RecordInput asynchronously reads and randomly yields TFRecords.

A RecordInput Op will continuously read a batch of records asynchronously into a buffer of some fixed capacity. It can also asynchronously yield random records from this buffer.

It will not start yielding until at least buffer_size / 2 elements have been placed into the buffer so that sufficient randomization can take place.

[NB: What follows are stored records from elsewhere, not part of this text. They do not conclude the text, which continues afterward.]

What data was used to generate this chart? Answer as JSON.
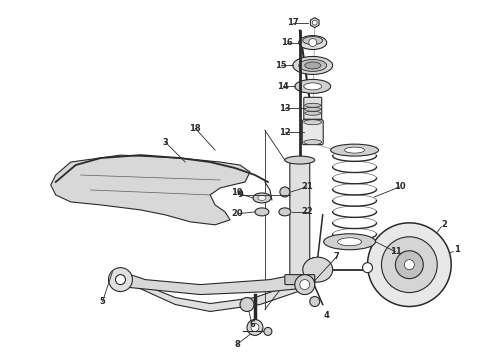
{
  "bg_color": "#ffffff",
  "line_color": "#2a2a2a",
  "fig_width": 4.9,
  "fig_height": 3.6,
  "dpi": 100
}
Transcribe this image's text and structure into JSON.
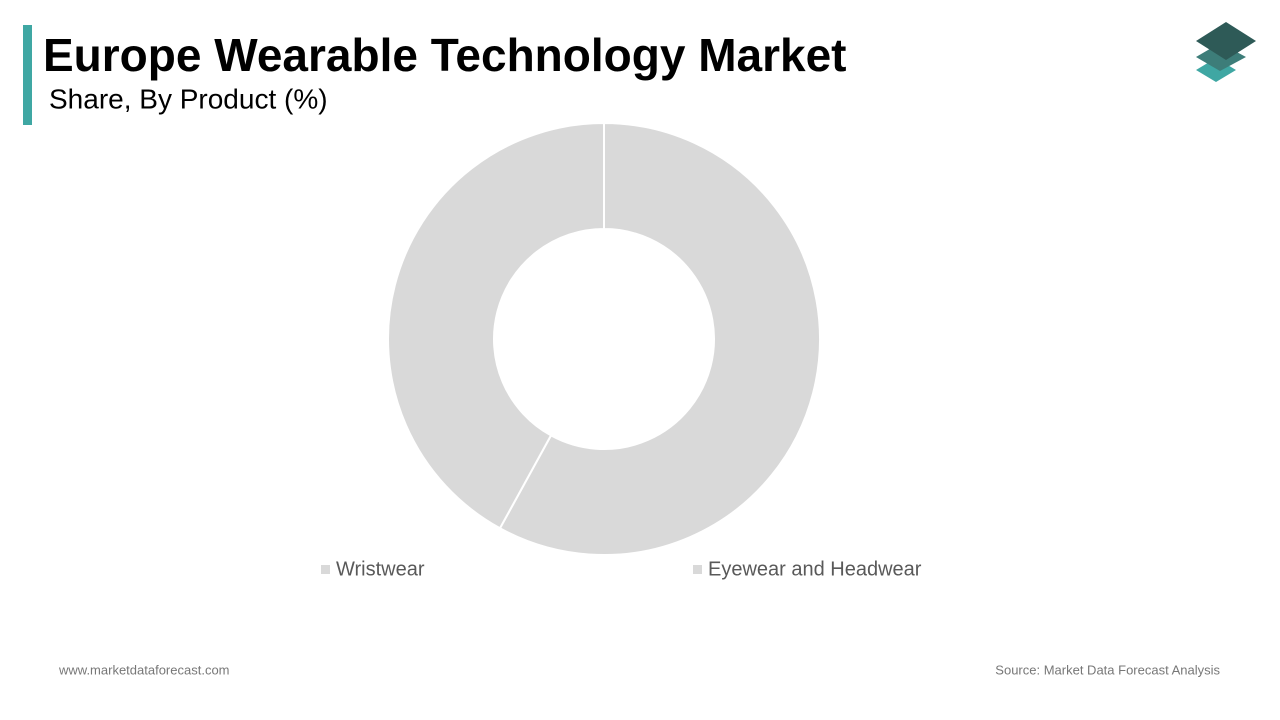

The order the files are read will be shifted each epoch by shift_amount so that the data is presented in a different order every epoch.

file_pattern File path to the dataset, possibly containing wildcards. All matching files will be iterated over each epoch.
batch_size How many records to return at a time.
buffer_size The maximum number of records the buffer will contain.
parallelism How many reader threads to use for reading from files.
shift_ratio What percentage of the total number files to move the start file forward by each epoch.
seed Specify the random number seed used by generator that randomizes records.
name Optional name for the operation.
batches None by default, creating a single batch op. Otherwise specifies how many batches to create, which are returned as a list when get_yield_op() is called. An example use case is to split processing between devices on one computer.
compression_type The type of compression for the file. Currently ZLIB and GZIP are supported. Defaults to none.

ValueError If one of the arguments is invalid.



View source

Adds a node that yields a group of records every time it is executed. If RecordInput batches parameter is not None, it yields a list of record batches with the specified batch_size.